Tak jauh dari situ, tampak karya Setiawan Sabana yang menggunakan media kertas, "Kebenaran Nomor Satoe Baru Kebagoesan". Karya ini mengambil semangat pada pernyataan Sudjojono dalam satu tulisannya, betapa kerja kesenian bukanlah pemberhalaan terhadap keindahan dan keelokan dan mengorbankan kebenaran. Meski karya ini menampilkan figur Sudjojono, tetapi ia lebih menekan pada halaman-halaman buku yang berisikan pemikiran Sudjojono. Halaman itu tampak sudah menguning dan terlihat rapuh, seolah merepresentasikan nasib gagasan di dalamnya dalam realitas kekinian.
Beberapa karya tampaknya lebih mengonsentrasikan eksplorasinya pada pernyataan Sudjojono, terutama "Jiwa Tampak", untuk merespons atau menginterpretasikannya ke dalam kekinian. Berbeda dengan lukisan Abun Adira dalam "Bukan Jiwa Tampak (Kethok)" yang hadir dengan nada parodi, patung Amrizal Salayan merepresentasikan semacam sikap. Patung itu berupa figur tubuh manusia yang terpotong. Dengan judul "Max, 140x140x140 Cm; Raga Ketok", karya ini seolah menjadi semacam keinginan mengkritisi sesuatu yang mengekang penampakan jiwa lewat berbagai syarat ukuran sehingga kata kethok (tampak) bagi jiwa menjadi raga ketok (potong).
T. Sutanto yang menampilkan lukisan sebuah becak dengan teks "Mooi Indie" yang ditulis dengan huruf yang terbalik. Pada bagian becak di mana biasanya terdapat lukisan, tampak metafora ihwal Sudjojono dengan gambar seekor harimau bersayap sedang terbang sambil menggigit cangklong. Cangklong menjadi penanda penting yang dianggap bisa menjadi personifikasi sosok Sudjojono. Inilah yang langsung hendak menjadi pengantar ke arah bayangan Sudjojono ketika cangklong besar menempel di pintu masuk galeri lewat `Two Soul" karya Ali Robin.

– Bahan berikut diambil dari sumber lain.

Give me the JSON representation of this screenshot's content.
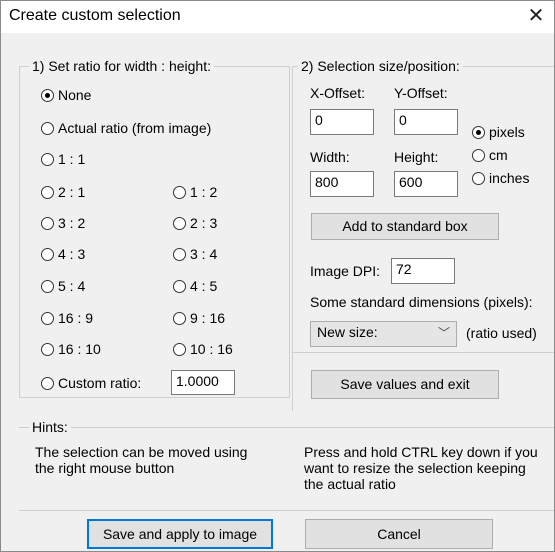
{
  "window": {
    "title": "Create custom selection"
  },
  "ratio_group": {
    "legend": "1) Set ratio for width : height:",
    "options": [
      {
        "label": "None",
        "selected": true
      },
      {
        "label": "Actual ratio (from image)",
        "selected": false
      },
      {
        "label": "1 : 1",
        "selected": false
      },
      {
        "label": "2 : 1",
        "selected": false
      },
      {
        "label": "1 : 2",
        "selected": false
      },
      {
        "label": "3 : 2",
        "selected": false
      },
      {
        "label": "2 : 3",
        "selected": false
      },
      {
        "label": "4 : 3",
        "selected": false
      },
      {
        "label": "3 : 4",
        "selected": false
      },
      {
        "label": "5 : 4",
        "selected": false
      },
      {
        "label": "4 : 5",
        "selected": false
      },
      {
        "label": "16 : 9",
        "selected": false
      },
      {
        "label": "9 : 16",
        "selected": false
      },
      {
        "label": "16 : 10",
        "selected": false
      },
      {
        "label": "10 : 16",
        "selected": false
      }
    ],
    "custom": {
      "label": "Custom ratio:",
      "value": "1.0000"
    }
  },
  "size_group": {
    "legend": "2) Selection size/position:",
    "x_offset": {
      "label": "X-Offset:",
      "value": "0"
    },
    "y_offset": {
      "label": "Y-Offset:",
      "value": "0"
    },
    "width": {
      "label": "Width:",
      "value": "800"
    },
    "height": {
      "label": "Height:",
      "value": "600"
    },
    "units": [
      {
        "label": "pixels",
        "selected": true
      },
      {
        "label": "cm",
        "selected": false
      },
      {
        "label": "inches",
        "selected": false
      }
    ],
    "add_button": "Add to standard box",
    "dpi": {
      "label": "Image DPI:",
      "value": "72"
    },
    "standard_label": "Some standard dimensions (pixels):",
    "standard_select": "New size:",
    "ratio_used": "(ratio used)",
    "save_exit_button": "Save values and exit"
  },
  "hints": {
    "legend": "Hints:",
    "left": "The selection can be moved using the right mouse button",
    "right": "Press and hold CTRL key down if you want to resize the selection keeping the actual ratio"
  },
  "footer": {
    "apply_button": "Save and apply to image",
    "cancel_button": "Cancel"
  }
}
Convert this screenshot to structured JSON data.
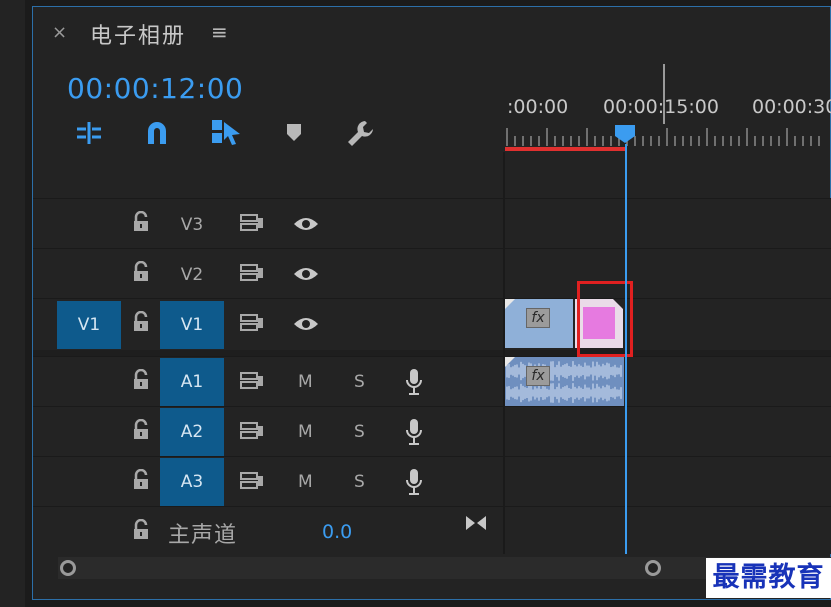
{
  "panel": {
    "close_label": "×",
    "title": "电子相册",
    "menu_label": "≡"
  },
  "timecode": "00:00:12:00",
  "toolbar": {
    "tools": [
      "insert-overwrite-icon",
      "snap-magnet-icon",
      "linked-selection-icon",
      "add-marker-icon",
      "timeline-settings-wrench-icon"
    ]
  },
  "ruler": {
    "labels": [
      ":00:00",
      "00:00:15:00",
      "00:00:30"
    ]
  },
  "tracks": {
    "video": [
      {
        "name": "V3",
        "target": "",
        "active": false
      },
      {
        "name": "V2",
        "target": "",
        "active": false
      },
      {
        "name": "V1",
        "target": "V1",
        "active": true
      }
    ],
    "audio": [
      {
        "name": "A1",
        "mute": "M",
        "solo": "S",
        "active": true
      },
      {
        "name": "A2",
        "mute": "M",
        "solo": "S",
        "active": true
      },
      {
        "name": "A3",
        "mute": "M",
        "solo": "S",
        "active": true
      }
    ],
    "master": {
      "label": "主声道",
      "volume": "0.0"
    }
  },
  "clips": {
    "fx_label": "fx"
  },
  "colors": {
    "accent": "#3b9cf0",
    "highlight_box": "#e02020",
    "work_area": "#e0302f",
    "track_active": "#0e5a8c"
  },
  "watermark": "最需教育"
}
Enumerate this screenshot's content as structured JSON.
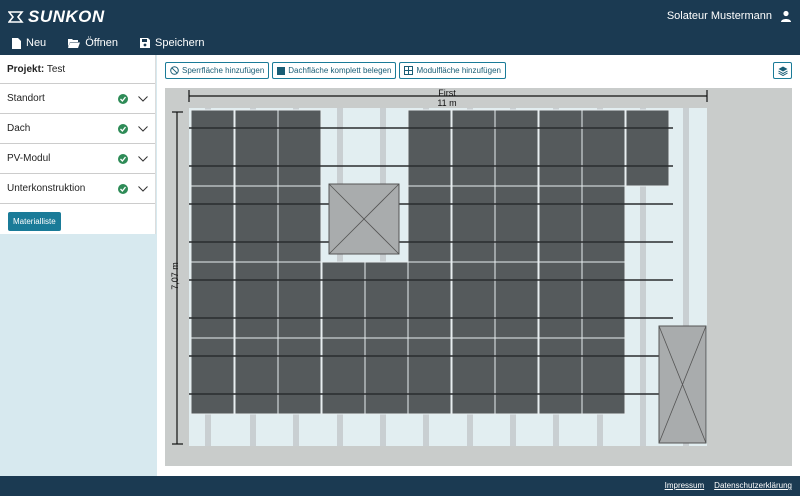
{
  "app": {
    "brand": "SUNKON",
    "user_name": "Solateur Mustermann"
  },
  "menu": {
    "new": "Neu",
    "open": "Öffnen",
    "save": "Speichern"
  },
  "sidebar": {
    "project_label": "Projekt:",
    "project_name": "Test",
    "items": [
      {
        "label": "Standort"
      },
      {
        "label": "Dach"
      },
      {
        "label": "PV-Modul"
      },
      {
        "label": "Unterkonstruktion"
      }
    ],
    "material_button": "Materialliste"
  },
  "toolbar": {
    "add_exclusion": "Sperrfläche hinzufügen",
    "fill_roof": "Dachfläche komplett belegen",
    "add_module_area": "Modulfläche hinzufügen"
  },
  "roof": {
    "ridge_label": "First",
    "width": "11 m",
    "height": "7,07 m"
  },
  "footer": {
    "imprint": "Impressum",
    "privacy": "Datenschutzerklärung"
  },
  "colors": {
    "header": "#1b3a52",
    "accent": "#1a7b98",
    "check": "#2e8b57",
    "module": "#555a5c",
    "roof": "#e2eef1"
  }
}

Menatap karya 36 seniman Bandung yang merespons spirit Sudojono di SSAS, itu hanyalah sebagian dari antusiasme yang seluruhnya akan ditampilkan di lima belas galeri berikutnya di Bandung. Antusiasme yang tidak terduga, mengingat dalam perjalanan hidupnya hubungan Sudjojono dan perkembangan seni rupa Bandung tidaklah begitu akrab, meski ia menamatkan SMP-nya di Bandung.
"Saya betul-betul tidak menyangka respons yang besar dari para pelukis muda dalam mengenang Pak Djon. Belum pernah sebelumnya respons yang demikian besar seperti ini. Saya sendiri heran apa yang membuat mereka begitu antusias padahal Pak Djon adalah pelukis angkatan lama," ujar Rose Pandanwangi Sudjojono, istri Sudjojono. Pak Djon adalah panggilan akrab Sudjojono.
Antuasiasme seniman Bandung demi merayakan dan penghormatan kepada "Sang Ahli Gambar" benar-benar tidak terduga. Lebih dari itu, antusiasme ini telah melahirkan spirit kebersamaan yang selama ini nyaris menjadi barang langka di Bandung. Oleh karena itulah, Dekan FSRD ITB Prof. Biranul Anas menyebutnya sebagai event besar atau peristiwa yang penting.
"Saya sendiri baru tahu kalau di Bandung ini ada enam belas galeri. Saya tidak mengira responsnya besar sekali. Para seniman tak hanya disatukan oleh karisma Sudjojono, tetapi juga oleh karisma manajemen penyelenggaraan dan mereka yang mengoordinasikannya," ujar Biranul Anas. (Ahda Imran)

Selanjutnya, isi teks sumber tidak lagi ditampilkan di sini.